While the above modules and their desired functions describe the overall expectations of a good QSAR software system, the following description attempts to capture the specific requirements of each application area of QSAR in drug discovery research.

Application #1: Compound Library Design.

When designing target focused compound libraries, QSAR models are helpful in assessing drug-likeness of compounds using appropriate global ADME and toxicity models. At the same time, local QSAR models built to be sensitive to the bioisosteric transformations around scaffolds of known activity can be helpful in designing novel bio-equivalent compounds. 

The features of QSAR software that are of most interest at this stage of discovery are:

-    Global ADME and toxicity QSAR models; models based on human data from known drugs may be more valuable.
-    Structure (Tanimoto) and descriptor space similarity searches
-    Interpretable set of descriptors that are sensitive to R-group changes.
-    Features that allow automated R-group enumerations.

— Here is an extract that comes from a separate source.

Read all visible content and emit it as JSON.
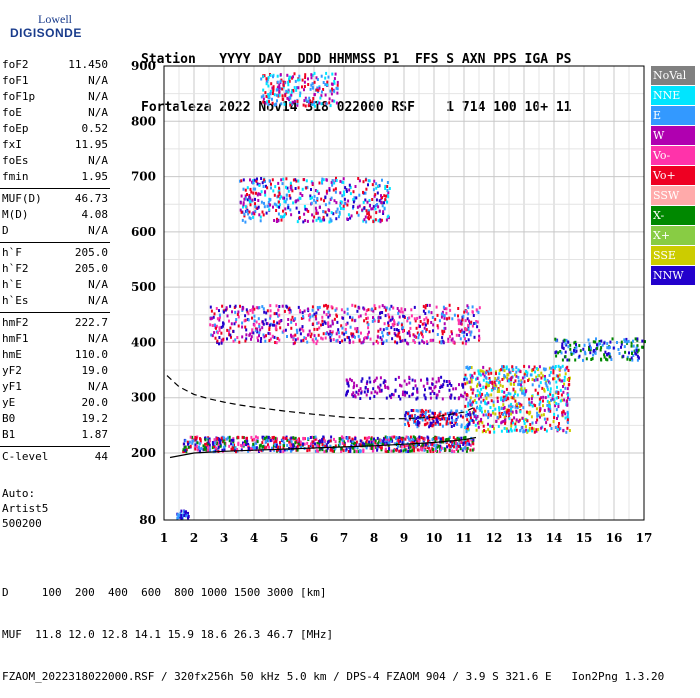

Application #2: Virtual Screening

The value in assessing ADME/toxicity liabilities of compounds as early as virtual screening has been well established. Predictions from robust global ADME and toxicity models in addition to HTS results can be valuable in decision support for selecting the hit series. Results from early HTS runs can be used to build QSAR
models, and such models can then be used to profile compound repositories and optimize the number of compounds that need to be synthesized and/or covered in the subsequent runs. Availability of global models based on legacy in vitro assay data would be useful in rank ordering hits as they are lined up for in vitro studies.

The features of QSAR software that are of most interest at this stage of discovery are:
-    Global ADME and toxicity QSAR models; models based on data from standardized in vitro assays.
-    Local models based on “first-wave” of HTS runs.

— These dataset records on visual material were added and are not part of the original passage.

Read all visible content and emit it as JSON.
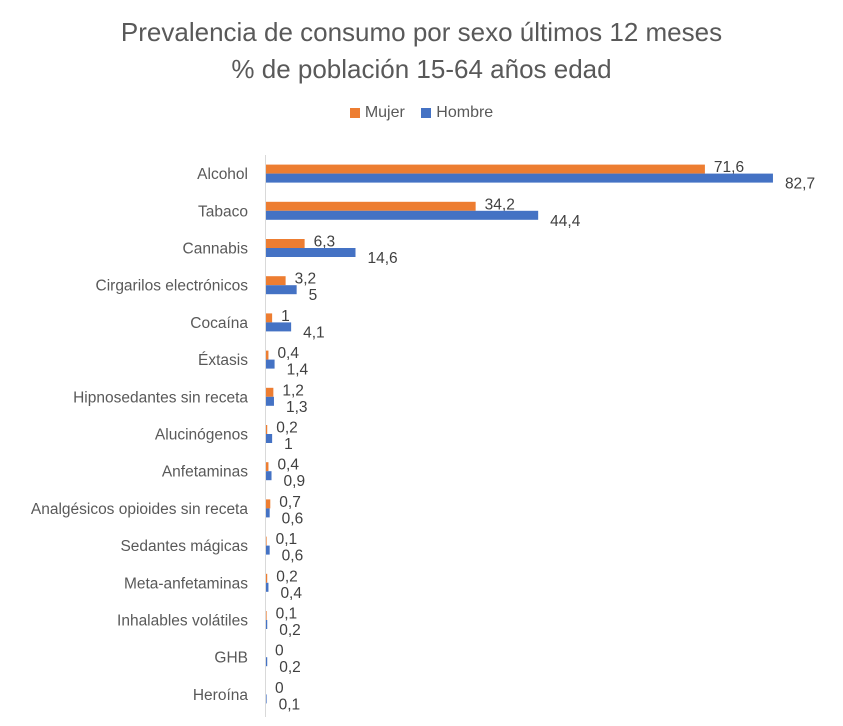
{
  "chart_data": {
    "type": "bar",
    "orientation": "horizontal",
    "title": [
      "Prevalencia de consumo por sexo últimos 12 meses",
      "% de población 15-64 años edad"
    ],
    "legend": {
      "position": "top"
    },
    "grid": false,
    "xlim": [
      0,
      90
    ],
    "categories": [
      "Alcohol",
      "Tabaco",
      "Cannabis",
      "Cirgarilos electrónicos",
      "Cocaína",
      "Éxtasis",
      "Hipnosedantes sin receta",
      "Alucinógenos",
      "Anfetaminas",
      "Analgésicos opioides sin receta",
      "Sedantes mágicas",
      "Meta-anfetaminas",
      "Inhalables volátiles",
      "GHB",
      "Heroína"
    ],
    "series": [
      {
        "name": "Mujer",
        "color": "#ED7D31",
        "values": [
          71.6,
          34.2,
          6.3,
          3.2,
          1,
          0.4,
          1.2,
          0.2,
          0.4,
          0.7,
          0.1,
          0.2,
          0.1,
          0,
          0
        ],
        "labels": [
          "71,6",
          "34,2",
          "6,3",
          "3,2",
          "1",
          "0,4",
          "1,2",
          "0,2",
          "0,4",
          "0,7",
          "0,1",
          "0,2",
          "0,1",
          "0",
          "0"
        ]
      },
      {
        "name": "Hombre",
        "color": "#4472C4",
        "values": [
          82.7,
          44.4,
          14.6,
          5,
          4.1,
          1.4,
          1.3,
          1,
          0.9,
          0.6,
          0.6,
          0.4,
          0.2,
          0.2,
          0.1
        ],
        "labels": [
          "82,7",
          "44,4",
          "14,6",
          "5",
          "4,1",
          "1,4",
          "1,3",
          "1",
          "0,9",
          "0,6",
          "0,6",
          "0,4",
          "0,2",
          "0,2",
          "0,1"
        ]
      }
    ]
  }
}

Application #3: Lead Optimization

A large number of iterations of design, synthesis, and testing cycles characterize the lead optimization stage of drug design. By this stage, significant amount of assay data on the chemical series to which the leads belong would be available. This presents an opportunity to build a variety of QSAR models from this data and make them available to medicinal chemists.

Lead optimization is essentially an optimization of the chemical structure over multiple parameter dimensions. Features that allow chemists to study the affect of structure changes on these dimensions, in real-time, through predictions from relevant QSAR models can be valuable in reducing the number of iterations required to converge on optimal candidates.

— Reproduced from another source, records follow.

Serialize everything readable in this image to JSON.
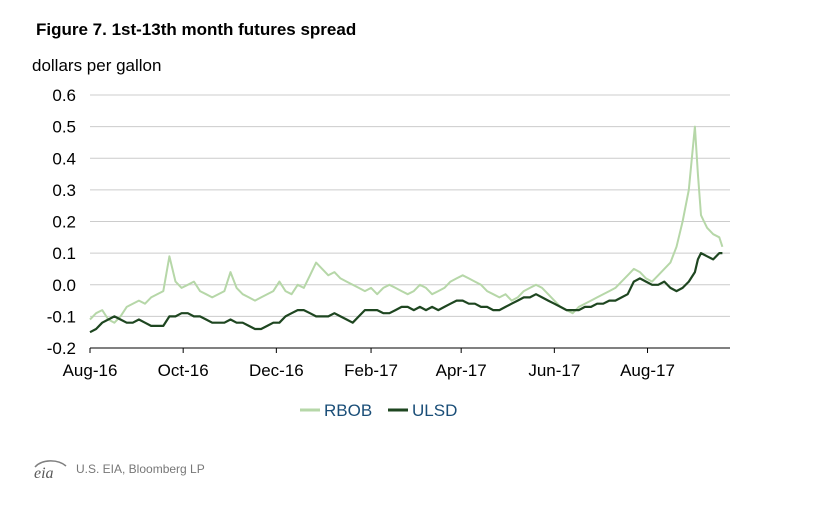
{
  "source": {
    "logo_text": "eia",
    "text": "U.S. EIA, Bloomberg LP"
  },
  "chart_data": {
    "type": "line",
    "title": "Figure 7. 1st-13th month futures spread",
    "ylabel": "dollars per gallon",
    "xlabel": "",
    "ylim": [
      -0.2,
      0.6
    ],
    "yticks": [
      -0.2,
      -0.1,
      0.0,
      0.1,
      0.2,
      0.3,
      0.4,
      0.5,
      0.6
    ],
    "ytick_labels": [
      "-0.2",
      "-0.1",
      "0.0",
      "0.1",
      "0.2",
      "0.3",
      "0.4",
      "0.5",
      "0.6"
    ],
    "xlim": [
      0,
      419
    ],
    "xticks": [
      0,
      61,
      122,
      184,
      243,
      304,
      365
    ],
    "xtick_labels": [
      "Aug-16",
      "Oct-16",
      "Dec-16",
      "Feb-17",
      "Apr-17",
      "Jun-17",
      "Aug-17"
    ],
    "x_unit": "days since Aug 1, 2016",
    "grid": "horizontal",
    "legend": "bottom-center",
    "series": [
      {
        "name": "RBOB",
        "color": "#b6d7a8",
        "x": [
          0,
          4,
          8,
          12,
          16,
          20,
          24,
          28,
          32,
          36,
          40,
          44,
          48,
          52,
          56,
          60,
          64,
          68,
          72,
          76,
          80,
          84,
          88,
          92,
          96,
          100,
          104,
          108,
          112,
          116,
          120,
          124,
          128,
          132,
          136,
          140,
          144,
          148,
          152,
          156,
          160,
          164,
          168,
          172,
          176,
          180,
          184,
          188,
          192,
          196,
          200,
          204,
          208,
          212,
          216,
          220,
          224,
          228,
          232,
          236,
          240,
          244,
          248,
          252,
          256,
          260,
          264,
          268,
          272,
          276,
          280,
          284,
          288,
          292,
          296,
          300,
          304,
          308,
          312,
          316,
          320,
          324,
          328,
          332,
          336,
          340,
          344,
          348,
          352,
          356,
          360,
          364,
          368,
          372,
          376,
          380,
          384,
          388,
          392,
          396,
          398,
          400,
          402,
          404,
          408,
          412,
          414
        ],
        "values": [
          -0.11,
          -0.09,
          -0.08,
          -0.11,
          -0.12,
          -0.1,
          -0.07,
          -0.06,
          -0.05,
          -0.06,
          -0.04,
          -0.03,
          -0.02,
          0.09,
          0.01,
          -0.01,
          0.0,
          0.01,
          -0.02,
          -0.03,
          -0.04,
          -0.03,
          -0.02,
          0.04,
          -0.01,
          -0.03,
          -0.04,
          -0.05,
          -0.04,
          -0.03,
          -0.02,
          0.01,
          -0.02,
          -0.03,
          0.0,
          -0.01,
          0.03,
          0.07,
          0.05,
          0.03,
          0.04,
          0.02,
          0.01,
          0.0,
          -0.01,
          -0.02,
          -0.01,
          -0.03,
          -0.01,
          0.0,
          -0.01,
          -0.02,
          -0.03,
          -0.02,
          0.0,
          -0.01,
          -0.03,
          -0.02,
          -0.01,
          0.01,
          0.02,
          0.03,
          0.02,
          0.01,
          0.0,
          -0.02,
          -0.03,
          -0.04,
          -0.03,
          -0.05,
          -0.04,
          -0.02,
          -0.01,
          0.0,
          -0.01,
          -0.03,
          -0.05,
          -0.07,
          -0.08,
          -0.09,
          -0.07,
          -0.06,
          -0.05,
          -0.04,
          -0.03,
          -0.02,
          -0.01,
          0.01,
          0.03,
          0.05,
          0.04,
          0.02,
          0.01,
          0.03,
          0.05,
          0.07,
          0.12,
          0.2,
          0.3,
          0.5,
          0.35,
          0.22,
          0.2,
          0.18,
          0.16,
          0.15,
          0.12
        ]
      },
      {
        "name": "ULSD",
        "color": "#1e4620",
        "x": [
          0,
          4,
          8,
          12,
          16,
          20,
          24,
          28,
          32,
          36,
          40,
          44,
          48,
          52,
          56,
          60,
          64,
          68,
          72,
          76,
          80,
          84,
          88,
          92,
          96,
          100,
          104,
          108,
          112,
          116,
          120,
          124,
          128,
          132,
          136,
          140,
          144,
          148,
          152,
          156,
          160,
          164,
          168,
          172,
          176,
          180,
          184,
          188,
          192,
          196,
          200,
          204,
          208,
          212,
          216,
          220,
          224,
          228,
          232,
          236,
          240,
          244,
          248,
          252,
          256,
          260,
          264,
          268,
          272,
          276,
          280,
          284,
          288,
          292,
          296,
          300,
          304,
          308,
          312,
          316,
          320,
          324,
          328,
          332,
          336,
          340,
          344,
          348,
          352,
          356,
          360,
          364,
          368,
          372,
          376,
          380,
          384,
          388,
          392,
          396,
          398,
          400,
          404,
          408,
          412,
          414
        ],
        "values": [
          -0.15,
          -0.14,
          -0.12,
          -0.11,
          -0.1,
          -0.11,
          -0.12,
          -0.12,
          -0.11,
          -0.12,
          -0.13,
          -0.13,
          -0.13,
          -0.1,
          -0.1,
          -0.09,
          -0.09,
          -0.1,
          -0.1,
          -0.11,
          -0.12,
          -0.12,
          -0.12,
          -0.11,
          -0.12,
          -0.12,
          -0.13,
          -0.14,
          -0.14,
          -0.13,
          -0.12,
          -0.12,
          -0.1,
          -0.09,
          -0.08,
          -0.08,
          -0.09,
          -0.1,
          -0.1,
          -0.1,
          -0.09,
          -0.1,
          -0.11,
          -0.12,
          -0.1,
          -0.08,
          -0.08,
          -0.08,
          -0.09,
          -0.09,
          -0.08,
          -0.07,
          -0.07,
          -0.08,
          -0.07,
          -0.08,
          -0.07,
          -0.08,
          -0.07,
          -0.06,
          -0.05,
          -0.05,
          -0.06,
          -0.06,
          -0.07,
          -0.07,
          -0.08,
          -0.08,
          -0.07,
          -0.06,
          -0.05,
          -0.04,
          -0.04,
          -0.03,
          -0.04,
          -0.05,
          -0.06,
          -0.07,
          -0.08,
          -0.08,
          -0.08,
          -0.07,
          -0.07,
          -0.06,
          -0.06,
          -0.05,
          -0.05,
          -0.04,
          -0.03,
          0.01,
          0.02,
          0.01,
          0.0,
          0.0,
          0.01,
          -0.01,
          -0.02,
          -0.01,
          0.01,
          0.04,
          0.08,
          0.1,
          0.09,
          0.08,
          0.1,
          0.1
        ]
      }
    ]
  }
}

The features of QSAR software that are of most interest at this stage of discovery are:

-    Activity, ADME and toxicity QSAR models; models based on data from standardized in vitro and in vivo assays.
-    An easy-to-use interface that allows editing structures interactively and computing QSAR predictions on the fly.
-    A function that allows the chemists to define the optimization functions by providing relative weights for properties and also metrics of desirability
     for each property. This will allow the chemist to simultaneously examine a large collection of compounds against a single function value.

Closing remarks:

Despite the criticism about the effectiveness of QSAR methods for drug discovery, most large pharmaceutical companies are employing these methods for the type of applications discussed here. A simple fact is that there is new data being generated every day in addition to the mountain of data already available, and methods like QSAR are very powerful in mining and modeling this wealth of information. There is significant work needed to the effective apply the QSAR methods – and software products need to play a significant role in that movement.